Maximize the number of non zero elements of a product of binary matrices. I want to find two binary matrices $A$ of size $N \times M$ and $B$ of size $M \times N$ such that:  


*

*$AB=C$ is a strictly lower-triangular matrix ($j \geq i \implies   
    C_{ij}=0$)

*The number of non-zero elements of $C$ is maximal.


where $N, M$ are given (around 1000) with $N>M$. By binary matrices I mean $a_{ij}, b_{ij} \in \{0,1\}$, but the multiplication is the usual matrix multiplication over $\mathbb{R}$, ie $0\leq c_{ij}\leq M$. This is a real life problem, not an exercise, so I'm not sure there is a simple solution.
Any idea how to solve this? Any pointers? I'm not necessarily looking for the global optimum, a simple heuristic would be enough.
Some ideas I have: 


*

*I have a way to find matrices $A$ and $B$ that satisfy 1. Let $x$ be a vector with $M$ elements and let $A_{ij} = \delta(x_j < i)$ and $B_{ij} = \delta(x_i \geq j)$. Then $AB=C$ is strictly lower triangular because $c_{ij}=\sum_k \delta(x_k< i)\delta(x_k \geq j)$. But I'm not sure that for any $C$ satisfying 1) there exists a corresponding $x$, and I'm not sure how to choose $x$ to satisfy 2).  
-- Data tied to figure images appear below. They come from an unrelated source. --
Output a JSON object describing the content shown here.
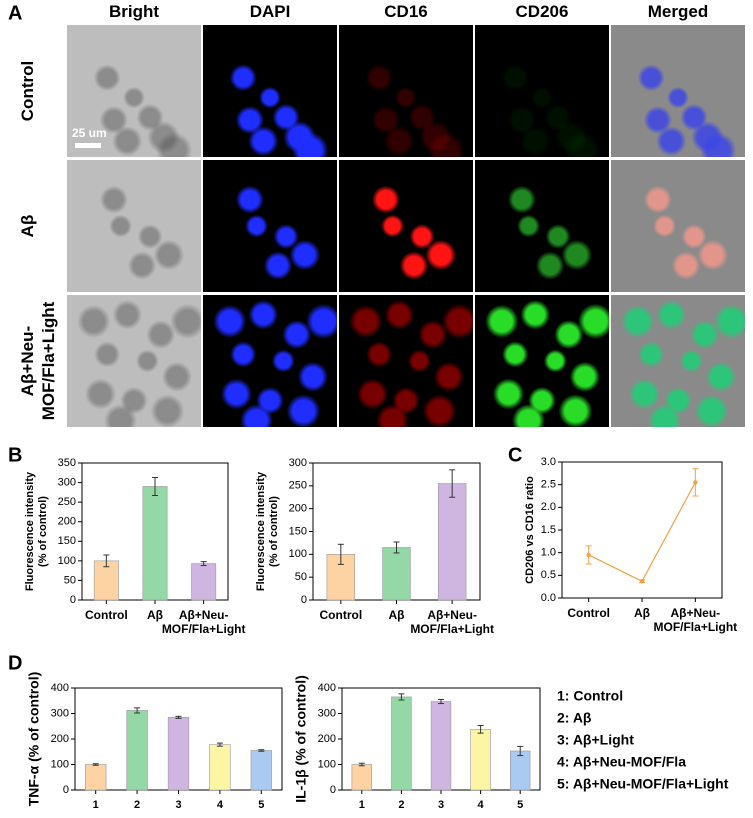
{
  "panel_labels": [
    "A",
    "B",
    "C",
    "D"
  ],
  "microscopy": {
    "columns": [
      "Bright",
      "DAPI",
      "CD16",
      "CD206",
      "Merged"
    ],
    "rows": [
      "Control",
      "Aβ",
      "Aβ+Neu-MOF/Fla+Light"
    ],
    "scale_bar": "25 um"
  },
  "legend": [
    "1: Control",
    "2: Aβ",
    "3: Aβ+Light",
    "4: Aβ+Neu-MOF/Fla",
    "5: Aβ+Neu-MOF/Fla+Light"
  ],
  "chart_data": [
    {
      "type": "bar",
      "ylabel": [
        "Fluorescence intensity",
        "(% of control)"
      ],
      "categories": [
        "Control",
        "Aβ",
        "Aβ+Neu-MOF/Fla+Light"
      ],
      "values": [
        100,
        290,
        93
      ],
      "errors": [
        15,
        23,
        5
      ],
      "colors": [
        "#fdd3a3",
        "#93d8a6",
        "#cfb6e0"
      ],
      "ylim": [
        0,
        350
      ],
      "yticks": [
        0,
        50,
        100,
        150,
        200,
        250,
        300,
        350
      ]
    },
    {
      "type": "bar",
      "ylabel": [
        "Fluorescence intensity",
        "(% of control)"
      ],
      "categories": [
        "Control",
        "Aβ",
        "Aβ+Neu-MOF/Fla+Light"
      ],
      "values": [
        100,
        115,
        255
      ],
      "errors": [
        22,
        12,
        30
      ],
      "colors": [
        "#fdd3a3",
        "#93d8a6",
        "#cfb6e0"
      ],
      "ylim": [
        0,
        300
      ],
      "yticks": [
        0,
        50,
        100,
        150,
        200,
        250,
        300
      ]
    },
    {
      "type": "line",
      "ylabel": "CD206 vs CD16 ratio",
      "categories": [
        "Control",
        "Aβ",
        "Aβ+Neu-MOF/Fla+Light"
      ],
      "values": [
        0.95,
        0.37,
        2.55
      ],
      "errors": [
        0.2,
        0.03,
        0.3
      ],
      "color": "#f5a142",
      "ylim": [
        0,
        3
      ],
      "yticks": [
        {
          "value": 0,
          "label": "0.0"
        },
        0.5,
        {
          "value": 1,
          "label": "1.0"
        },
        1.5,
        {
          "value": 2,
          "label": "2.0"
        },
        2.5,
        {
          "value": 3,
          "label": "3.0"
        }
      ]
    },
    {
      "type": "bar",
      "ylabel": "TNF-α (% of control)",
      "categories": [
        "1",
        "2",
        "3",
        "4",
        "5"
      ],
      "values": [
        100,
        312,
        285,
        178,
        155
      ],
      "errors": [
        3,
        10,
        4,
        6,
        3
      ],
      "colors": [
        "#fdd3a3",
        "#93d8a6",
        "#cfb6e0",
        "#fbf5a4",
        "#aacaf2"
      ],
      "ylim": [
        0,
        400
      ],
      "yticks": [
        0,
        100,
        200,
        300,
        400
      ]
    },
    {
      "type": "bar",
      "ylabel": "IL-1β (% of control)",
      "categories": [
        "1",
        "2",
        "3",
        "4",
        "5"
      ],
      "values": [
        100,
        365,
        347,
        238,
        153
      ],
      "errors": [
        5,
        12,
        8,
        15,
        18
      ],
      "colors": [
        "#fdd3a3",
        "#93d8a6",
        "#cfb6e0",
        "#fbf5a4",
        "#aacaf2"
      ],
      "ylim": [
        0,
        400
      ],
      "yticks": [
        0,
        100,
        200,
        300,
        400
      ]
    }
  ]
}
*I think there might be a graph theoretic interpretation of this problem, viewing $A$ and $B$ as adjacency matrices.


Thanks
 A: For each $m = 1 \ldots M$, let $g(m) = \min\{i:a_{im} = 1\}$ and $h(m) = \max \{j: b_{mj} = 1\}$.  In order for $C$ to be strictly lower triangular, what we need is $g(m) > h(m)$.  We may as well take $h(m) = g(m) - 1$, and assume $a_{im} = 1$ for all $i \ge g(m)$ and $b_{mj} = 1$ for all $j\le h(m)$.  Then $c_{ij} > 0$ iff there is $m$ such that $i \ge g(m) > j$.  We may assume the
$g(m)$ are all distinct, and partition $\{1, \ldots, N\}$ into $M+1$ intervals.
We want to maximize the number of pairs $(i,j)$ for which $i$ and $j$ are in different classes, which is equivalent to minimizing the sum of the squares of the cardinalities of the classes (i.e. the number of pairs for which $i$ and $j$ are in the same class).  Thus the problem is equivalent to:
$$
\eqalign {\text{Minimize} & \sum_{i=0}^{M} x_i^2\cr
\text{subject to} & \sum_{i=0}^{M} x_i = N\cr
                  & x_i \ge 0 \ \text{integers}\cr}$$
If $N = a(M+1) + b$, $a$ and $b$ integers with $0 \le b \le M$, the
solution to this is to have $M-b+1$ values $x_i = a$, and $b$ values $x_i=a+1$.